< Psalmen 1 >
1 Welgelukzalig is de man, die niet wandelt in den raad der goddelozen, noch staat op den weg der zondaren, noch zit in het gestoelte der spotters;
“BOOK I” Happy the man who walketh not in the counsel of the unrighteous, Nor standeth in the way of sinners, Nor sitteth in the seat of scoffers;
2 Maar zijn lust is in des HEEREN wet, en hij overdenkt Zijn wet dag en nacht.
But whose delight is in the law of the LORD, And who meditateth on his precepts day and night.
3 Want hij zal zijn als een boom, geplant aan waterbeken, die zijn vrucht geeft op zijn tijd, en welks blad niet afvalt; en al wat hij doet, zal wel gelukken.

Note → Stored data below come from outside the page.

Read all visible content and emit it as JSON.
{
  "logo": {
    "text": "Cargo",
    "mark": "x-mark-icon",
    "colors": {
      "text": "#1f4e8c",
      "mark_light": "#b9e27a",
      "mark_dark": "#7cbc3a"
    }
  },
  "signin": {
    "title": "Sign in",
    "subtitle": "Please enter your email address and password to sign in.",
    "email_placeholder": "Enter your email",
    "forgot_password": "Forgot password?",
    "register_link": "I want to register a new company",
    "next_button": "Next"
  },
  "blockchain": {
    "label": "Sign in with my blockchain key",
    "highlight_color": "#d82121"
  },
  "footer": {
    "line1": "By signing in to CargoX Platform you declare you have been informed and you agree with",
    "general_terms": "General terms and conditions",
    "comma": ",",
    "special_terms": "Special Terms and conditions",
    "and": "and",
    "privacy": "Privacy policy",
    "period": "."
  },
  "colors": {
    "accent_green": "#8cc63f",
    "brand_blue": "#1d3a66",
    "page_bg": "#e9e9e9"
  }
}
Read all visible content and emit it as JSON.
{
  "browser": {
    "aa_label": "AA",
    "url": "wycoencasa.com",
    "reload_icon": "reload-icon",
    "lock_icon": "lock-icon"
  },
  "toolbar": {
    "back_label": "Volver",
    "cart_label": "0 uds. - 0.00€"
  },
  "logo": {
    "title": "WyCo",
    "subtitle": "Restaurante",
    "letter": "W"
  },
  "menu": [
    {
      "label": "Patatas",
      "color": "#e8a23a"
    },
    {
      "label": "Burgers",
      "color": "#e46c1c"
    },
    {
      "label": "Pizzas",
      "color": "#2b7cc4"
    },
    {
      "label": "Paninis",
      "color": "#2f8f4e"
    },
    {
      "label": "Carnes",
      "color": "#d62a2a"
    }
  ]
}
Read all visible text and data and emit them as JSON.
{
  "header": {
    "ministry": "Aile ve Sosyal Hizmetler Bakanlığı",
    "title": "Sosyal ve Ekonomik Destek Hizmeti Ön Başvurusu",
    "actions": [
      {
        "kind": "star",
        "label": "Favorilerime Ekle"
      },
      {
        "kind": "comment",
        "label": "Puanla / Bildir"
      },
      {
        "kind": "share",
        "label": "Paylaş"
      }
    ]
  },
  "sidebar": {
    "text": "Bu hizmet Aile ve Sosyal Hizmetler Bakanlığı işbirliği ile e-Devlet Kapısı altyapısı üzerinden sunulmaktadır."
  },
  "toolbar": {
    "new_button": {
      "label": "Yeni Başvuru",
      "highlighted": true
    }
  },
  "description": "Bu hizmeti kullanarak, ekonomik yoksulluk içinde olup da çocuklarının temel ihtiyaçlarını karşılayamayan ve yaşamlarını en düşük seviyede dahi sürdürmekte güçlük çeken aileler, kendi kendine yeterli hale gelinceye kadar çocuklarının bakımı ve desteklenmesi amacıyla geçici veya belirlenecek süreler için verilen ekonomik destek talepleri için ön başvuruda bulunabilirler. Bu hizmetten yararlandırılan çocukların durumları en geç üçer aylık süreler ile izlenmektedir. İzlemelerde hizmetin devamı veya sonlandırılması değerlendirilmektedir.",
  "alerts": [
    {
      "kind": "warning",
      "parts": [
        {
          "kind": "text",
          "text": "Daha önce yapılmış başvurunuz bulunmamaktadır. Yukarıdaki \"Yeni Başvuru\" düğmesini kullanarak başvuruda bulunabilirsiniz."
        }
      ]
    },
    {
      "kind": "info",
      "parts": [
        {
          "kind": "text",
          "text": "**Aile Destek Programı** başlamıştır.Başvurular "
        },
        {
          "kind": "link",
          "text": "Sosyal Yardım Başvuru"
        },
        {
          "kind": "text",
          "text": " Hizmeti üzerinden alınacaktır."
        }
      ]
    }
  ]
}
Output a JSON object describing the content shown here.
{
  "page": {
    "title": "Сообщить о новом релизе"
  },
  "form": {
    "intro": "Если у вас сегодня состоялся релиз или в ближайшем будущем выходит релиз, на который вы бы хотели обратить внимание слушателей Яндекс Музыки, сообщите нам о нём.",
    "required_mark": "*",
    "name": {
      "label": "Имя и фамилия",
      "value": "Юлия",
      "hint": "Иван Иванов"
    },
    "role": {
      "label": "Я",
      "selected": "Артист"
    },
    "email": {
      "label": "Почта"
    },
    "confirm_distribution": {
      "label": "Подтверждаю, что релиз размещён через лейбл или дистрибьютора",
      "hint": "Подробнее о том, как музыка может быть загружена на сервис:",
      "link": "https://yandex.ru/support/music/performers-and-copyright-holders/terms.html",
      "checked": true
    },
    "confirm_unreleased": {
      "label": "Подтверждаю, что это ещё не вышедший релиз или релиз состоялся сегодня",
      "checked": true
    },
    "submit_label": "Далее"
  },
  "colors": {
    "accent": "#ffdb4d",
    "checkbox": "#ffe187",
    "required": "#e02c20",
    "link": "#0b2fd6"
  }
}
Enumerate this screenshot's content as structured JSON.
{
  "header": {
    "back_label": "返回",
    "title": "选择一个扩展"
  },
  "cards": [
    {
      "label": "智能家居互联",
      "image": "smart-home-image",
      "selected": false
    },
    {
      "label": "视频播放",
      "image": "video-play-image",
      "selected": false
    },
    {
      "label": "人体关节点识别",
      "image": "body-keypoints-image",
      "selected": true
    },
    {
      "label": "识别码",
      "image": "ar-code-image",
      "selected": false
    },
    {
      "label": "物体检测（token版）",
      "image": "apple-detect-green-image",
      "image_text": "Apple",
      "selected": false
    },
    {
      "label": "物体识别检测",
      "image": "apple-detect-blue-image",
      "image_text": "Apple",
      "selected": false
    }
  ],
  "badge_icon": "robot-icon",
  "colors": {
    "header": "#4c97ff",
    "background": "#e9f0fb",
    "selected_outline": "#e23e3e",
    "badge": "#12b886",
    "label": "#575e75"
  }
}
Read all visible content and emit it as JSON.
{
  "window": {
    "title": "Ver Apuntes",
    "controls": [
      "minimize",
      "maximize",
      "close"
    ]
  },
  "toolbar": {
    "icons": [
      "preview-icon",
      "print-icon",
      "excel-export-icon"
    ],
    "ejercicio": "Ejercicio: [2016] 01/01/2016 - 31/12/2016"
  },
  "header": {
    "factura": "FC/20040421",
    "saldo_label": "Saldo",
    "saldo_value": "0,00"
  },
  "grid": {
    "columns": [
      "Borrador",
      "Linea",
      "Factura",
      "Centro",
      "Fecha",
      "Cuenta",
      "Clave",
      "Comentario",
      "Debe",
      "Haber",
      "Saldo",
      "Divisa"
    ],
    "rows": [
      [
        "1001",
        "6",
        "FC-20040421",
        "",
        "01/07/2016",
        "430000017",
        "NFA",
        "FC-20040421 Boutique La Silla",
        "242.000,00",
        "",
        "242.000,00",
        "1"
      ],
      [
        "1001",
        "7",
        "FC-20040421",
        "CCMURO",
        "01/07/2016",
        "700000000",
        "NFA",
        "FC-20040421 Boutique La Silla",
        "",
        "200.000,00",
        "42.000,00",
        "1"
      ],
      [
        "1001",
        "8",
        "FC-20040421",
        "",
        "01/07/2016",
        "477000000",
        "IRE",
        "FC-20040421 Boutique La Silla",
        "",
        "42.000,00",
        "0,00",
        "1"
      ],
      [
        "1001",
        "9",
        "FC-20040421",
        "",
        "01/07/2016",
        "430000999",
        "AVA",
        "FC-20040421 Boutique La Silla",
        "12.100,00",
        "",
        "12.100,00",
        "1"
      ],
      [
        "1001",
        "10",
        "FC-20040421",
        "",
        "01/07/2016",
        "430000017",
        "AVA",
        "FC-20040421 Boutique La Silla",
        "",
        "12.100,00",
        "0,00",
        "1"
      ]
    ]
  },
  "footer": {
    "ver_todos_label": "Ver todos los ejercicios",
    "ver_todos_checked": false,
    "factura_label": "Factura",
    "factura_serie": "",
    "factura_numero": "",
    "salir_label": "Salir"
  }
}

He is like a tree planted by streams of water, That bringeth forth its fruit in its season, Whose leaves also do not wither: All that he doeth shall prosper.
4 Alzo zijn de goddelozen niet, maar als het kaf, dat de wind henendrijft.
Not so the unrighteous; They are like chaff, which the wind driveth away.
5 Daarom zullen de goddelozen niet bestaan in het gericht, noch de zondaars in de vergadering der rechtvaardigen.
Therefore the wicked shall not stand in judgment, Nor sinners in the assembly of the just.
6 Want de HEERE kent den weg der rechtvaardigen; maar de weg der goddelozen zal vergaan.
For the LORD knoweth the way of the righteous, But the way of the wicked leadeth to ruin.